Such language is insufficient to establish that plaintiff had physical possession of the note at the time it commenced this action.

U.S. Bank Trust, N.A. v Moomey-Stevens

U.S. Bank Trust, N.A. v Moomey-Stevens 2019 NY Slip Op 00016 Decided on January 3, 2019 Appellate Division, Third Department Published by New York State Law Reporting Bureau pursuant to Judiciary Law § 431. This opinion is uncorrected and subject to revision before publication in the Official Reports.

Decided and Entered: January 3, 2019

[*1]U.S. BANK TRUST, N.A., as Trustee for LSF9 MASTER PARTICIPATION TRUST, Respondent, v ELIZABETH MOOMEY-STEVENS, Also Known as ELIZABETH STEVENS and ELIZABETH MOOMEY, et al., Appellants, et al., Defendants.

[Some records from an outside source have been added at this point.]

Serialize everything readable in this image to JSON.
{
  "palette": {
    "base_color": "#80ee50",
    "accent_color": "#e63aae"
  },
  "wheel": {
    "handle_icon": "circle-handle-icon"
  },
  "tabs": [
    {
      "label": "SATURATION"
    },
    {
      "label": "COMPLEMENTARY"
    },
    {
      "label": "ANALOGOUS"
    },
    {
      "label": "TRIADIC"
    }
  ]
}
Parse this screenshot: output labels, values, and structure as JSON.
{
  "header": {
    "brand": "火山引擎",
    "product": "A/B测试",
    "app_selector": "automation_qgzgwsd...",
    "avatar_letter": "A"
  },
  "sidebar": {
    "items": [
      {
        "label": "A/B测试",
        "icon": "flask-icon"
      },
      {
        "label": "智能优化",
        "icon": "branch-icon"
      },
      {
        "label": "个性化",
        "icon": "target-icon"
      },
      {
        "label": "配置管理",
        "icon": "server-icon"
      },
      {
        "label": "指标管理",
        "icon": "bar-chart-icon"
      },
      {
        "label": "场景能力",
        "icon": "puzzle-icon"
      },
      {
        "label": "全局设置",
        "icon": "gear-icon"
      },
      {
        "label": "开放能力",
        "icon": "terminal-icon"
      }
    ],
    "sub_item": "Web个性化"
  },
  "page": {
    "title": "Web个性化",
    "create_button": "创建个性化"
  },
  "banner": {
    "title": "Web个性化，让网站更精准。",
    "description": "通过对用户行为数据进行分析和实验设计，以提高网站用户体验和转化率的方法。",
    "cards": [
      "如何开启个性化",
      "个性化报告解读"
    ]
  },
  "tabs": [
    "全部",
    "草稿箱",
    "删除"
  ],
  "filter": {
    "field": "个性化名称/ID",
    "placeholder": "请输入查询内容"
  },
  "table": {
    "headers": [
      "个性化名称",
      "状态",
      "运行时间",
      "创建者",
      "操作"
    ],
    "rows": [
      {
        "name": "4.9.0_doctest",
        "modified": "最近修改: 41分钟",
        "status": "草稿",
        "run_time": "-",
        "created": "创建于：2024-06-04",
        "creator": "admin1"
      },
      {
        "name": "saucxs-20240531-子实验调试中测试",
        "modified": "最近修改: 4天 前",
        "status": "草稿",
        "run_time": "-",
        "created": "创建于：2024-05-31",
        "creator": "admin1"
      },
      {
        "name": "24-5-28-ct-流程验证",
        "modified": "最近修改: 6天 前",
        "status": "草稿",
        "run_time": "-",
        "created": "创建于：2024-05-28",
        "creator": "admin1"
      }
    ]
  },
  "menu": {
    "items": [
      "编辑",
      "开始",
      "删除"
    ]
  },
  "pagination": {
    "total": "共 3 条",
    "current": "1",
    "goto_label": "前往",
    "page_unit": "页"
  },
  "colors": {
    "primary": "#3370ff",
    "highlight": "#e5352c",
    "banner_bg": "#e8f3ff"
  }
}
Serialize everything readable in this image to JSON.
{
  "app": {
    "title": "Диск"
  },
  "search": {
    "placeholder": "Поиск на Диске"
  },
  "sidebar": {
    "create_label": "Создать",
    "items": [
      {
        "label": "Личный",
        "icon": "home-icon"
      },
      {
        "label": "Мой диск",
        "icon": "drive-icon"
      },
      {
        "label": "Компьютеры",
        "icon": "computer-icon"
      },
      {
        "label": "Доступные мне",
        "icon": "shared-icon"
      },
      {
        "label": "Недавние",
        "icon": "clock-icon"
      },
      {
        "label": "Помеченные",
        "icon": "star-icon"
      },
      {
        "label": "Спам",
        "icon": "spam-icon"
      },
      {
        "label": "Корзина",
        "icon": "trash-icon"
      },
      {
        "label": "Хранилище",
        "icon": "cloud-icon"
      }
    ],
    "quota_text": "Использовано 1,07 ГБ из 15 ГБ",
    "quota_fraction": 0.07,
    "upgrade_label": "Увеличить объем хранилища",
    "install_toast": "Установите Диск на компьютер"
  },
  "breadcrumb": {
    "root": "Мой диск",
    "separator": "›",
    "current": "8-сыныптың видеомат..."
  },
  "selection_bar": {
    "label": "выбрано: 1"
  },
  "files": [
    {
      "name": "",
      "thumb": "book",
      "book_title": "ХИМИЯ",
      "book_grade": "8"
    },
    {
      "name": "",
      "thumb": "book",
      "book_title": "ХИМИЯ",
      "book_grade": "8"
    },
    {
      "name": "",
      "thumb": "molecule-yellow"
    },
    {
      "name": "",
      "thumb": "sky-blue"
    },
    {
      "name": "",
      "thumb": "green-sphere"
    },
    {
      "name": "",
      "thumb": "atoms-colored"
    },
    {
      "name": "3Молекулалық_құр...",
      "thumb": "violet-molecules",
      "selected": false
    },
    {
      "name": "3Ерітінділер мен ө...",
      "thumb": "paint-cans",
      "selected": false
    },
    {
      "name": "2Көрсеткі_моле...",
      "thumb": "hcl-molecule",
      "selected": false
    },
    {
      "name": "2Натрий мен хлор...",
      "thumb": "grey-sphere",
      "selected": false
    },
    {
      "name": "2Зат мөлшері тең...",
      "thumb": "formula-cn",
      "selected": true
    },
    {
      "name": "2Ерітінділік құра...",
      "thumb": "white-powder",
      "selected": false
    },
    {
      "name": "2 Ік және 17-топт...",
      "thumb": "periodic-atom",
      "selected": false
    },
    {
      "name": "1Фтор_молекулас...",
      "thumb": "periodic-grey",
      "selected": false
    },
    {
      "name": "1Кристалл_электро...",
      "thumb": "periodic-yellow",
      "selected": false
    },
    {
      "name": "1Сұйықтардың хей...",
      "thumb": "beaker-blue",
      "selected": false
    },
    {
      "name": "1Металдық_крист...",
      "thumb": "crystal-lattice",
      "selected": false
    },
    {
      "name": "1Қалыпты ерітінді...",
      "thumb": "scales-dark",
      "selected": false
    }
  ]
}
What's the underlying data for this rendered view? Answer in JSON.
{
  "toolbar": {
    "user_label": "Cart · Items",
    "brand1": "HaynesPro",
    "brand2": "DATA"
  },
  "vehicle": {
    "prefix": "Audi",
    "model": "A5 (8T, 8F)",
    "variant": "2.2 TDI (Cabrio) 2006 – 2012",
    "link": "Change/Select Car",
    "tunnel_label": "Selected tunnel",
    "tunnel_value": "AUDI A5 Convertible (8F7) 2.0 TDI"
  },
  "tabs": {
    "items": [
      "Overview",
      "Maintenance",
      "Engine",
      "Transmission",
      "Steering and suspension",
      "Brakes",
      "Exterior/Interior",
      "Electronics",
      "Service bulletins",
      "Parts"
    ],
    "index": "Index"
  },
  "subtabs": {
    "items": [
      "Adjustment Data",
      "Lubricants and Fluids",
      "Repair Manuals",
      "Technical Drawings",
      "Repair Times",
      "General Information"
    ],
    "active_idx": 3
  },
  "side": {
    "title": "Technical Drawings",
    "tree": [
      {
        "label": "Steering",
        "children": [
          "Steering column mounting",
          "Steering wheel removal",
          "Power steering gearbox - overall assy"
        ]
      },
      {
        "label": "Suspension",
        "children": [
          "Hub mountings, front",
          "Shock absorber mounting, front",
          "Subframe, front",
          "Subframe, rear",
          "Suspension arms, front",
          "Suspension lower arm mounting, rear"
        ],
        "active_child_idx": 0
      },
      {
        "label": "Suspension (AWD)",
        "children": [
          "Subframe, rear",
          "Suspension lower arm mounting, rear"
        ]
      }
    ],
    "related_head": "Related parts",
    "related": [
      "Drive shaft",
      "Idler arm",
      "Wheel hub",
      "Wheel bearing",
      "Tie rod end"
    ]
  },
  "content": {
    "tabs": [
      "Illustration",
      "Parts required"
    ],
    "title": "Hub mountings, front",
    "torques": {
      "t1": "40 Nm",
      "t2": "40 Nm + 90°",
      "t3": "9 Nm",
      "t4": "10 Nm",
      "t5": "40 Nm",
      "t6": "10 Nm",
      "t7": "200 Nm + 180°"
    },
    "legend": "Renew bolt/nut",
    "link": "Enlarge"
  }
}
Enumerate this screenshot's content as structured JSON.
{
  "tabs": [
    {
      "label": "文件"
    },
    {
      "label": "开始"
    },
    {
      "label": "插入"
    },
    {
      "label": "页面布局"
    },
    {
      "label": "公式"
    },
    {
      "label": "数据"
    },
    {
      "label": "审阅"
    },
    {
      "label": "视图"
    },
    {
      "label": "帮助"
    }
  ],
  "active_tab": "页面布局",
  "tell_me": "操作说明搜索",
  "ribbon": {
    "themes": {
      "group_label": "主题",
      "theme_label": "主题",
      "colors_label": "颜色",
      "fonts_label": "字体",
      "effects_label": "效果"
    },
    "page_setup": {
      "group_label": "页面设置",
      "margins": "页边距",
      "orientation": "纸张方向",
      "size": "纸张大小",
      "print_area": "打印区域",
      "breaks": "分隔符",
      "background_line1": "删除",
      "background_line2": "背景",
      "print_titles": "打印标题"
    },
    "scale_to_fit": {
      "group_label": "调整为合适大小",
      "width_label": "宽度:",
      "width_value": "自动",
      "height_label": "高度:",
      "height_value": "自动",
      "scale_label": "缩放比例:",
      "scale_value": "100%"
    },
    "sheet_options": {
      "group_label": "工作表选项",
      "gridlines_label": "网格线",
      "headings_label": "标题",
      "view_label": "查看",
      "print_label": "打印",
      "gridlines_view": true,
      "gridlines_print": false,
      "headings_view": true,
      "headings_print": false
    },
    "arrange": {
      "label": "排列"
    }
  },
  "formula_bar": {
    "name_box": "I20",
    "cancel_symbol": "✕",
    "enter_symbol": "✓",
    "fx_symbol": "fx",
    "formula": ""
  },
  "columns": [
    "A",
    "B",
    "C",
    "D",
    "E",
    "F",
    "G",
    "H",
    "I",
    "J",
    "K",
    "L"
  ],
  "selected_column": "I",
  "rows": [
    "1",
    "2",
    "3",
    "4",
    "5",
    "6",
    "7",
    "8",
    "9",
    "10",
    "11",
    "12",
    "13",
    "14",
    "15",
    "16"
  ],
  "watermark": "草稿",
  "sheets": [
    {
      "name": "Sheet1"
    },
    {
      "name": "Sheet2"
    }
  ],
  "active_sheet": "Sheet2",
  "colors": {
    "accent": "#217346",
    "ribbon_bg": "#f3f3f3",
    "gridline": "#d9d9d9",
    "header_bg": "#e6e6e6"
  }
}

Calendar Date: November 15, 2018; Before: Garry, P.J., Egan Jr., Lynch, Aarons and Pritzker, JJ. Sandra Poland Demars, Albany, for appellants. Shapiro Dicaro & Barak LLC, Rochester (Jason P. Dionisio of counsel), for respondent.

MEMORANDUM AND ORDER

Egan Jr., J.

Appeal from an order of the Supreme Court (Crowell, J.), entered February 12, 2018 in Saratoga County, which, among other things, granted plaintiff’s motion for summary judgment.

Background

In October 2004, defendants Elizabeth Moomey-Stevens and David Stevens (hereinafter collectively referred to as defendants) executed a note to borrow $115,000 from Flagstar Bank, FSB that was secured by a mortgage, executed in favor of Mortgage Electronic Registration Systems, Inc. (hereinafter MERS), as nominee for Flagstar Bank, FSB, on certain real property located in the Village of Ballston Spa, Saratoga County.

Defendants defaulted under the note and mortgage by failing to make the requisite payment due on June 1, 2008.

MERS thereafter assigned the mortgage to Countrywide Home Loans Servicing, L.P. and, in April 2009, Countrywide commenced a foreclosure action against defendants based upon their default.

Defendants failed to answer and, in October 2009, filed a petition for bankruptcy.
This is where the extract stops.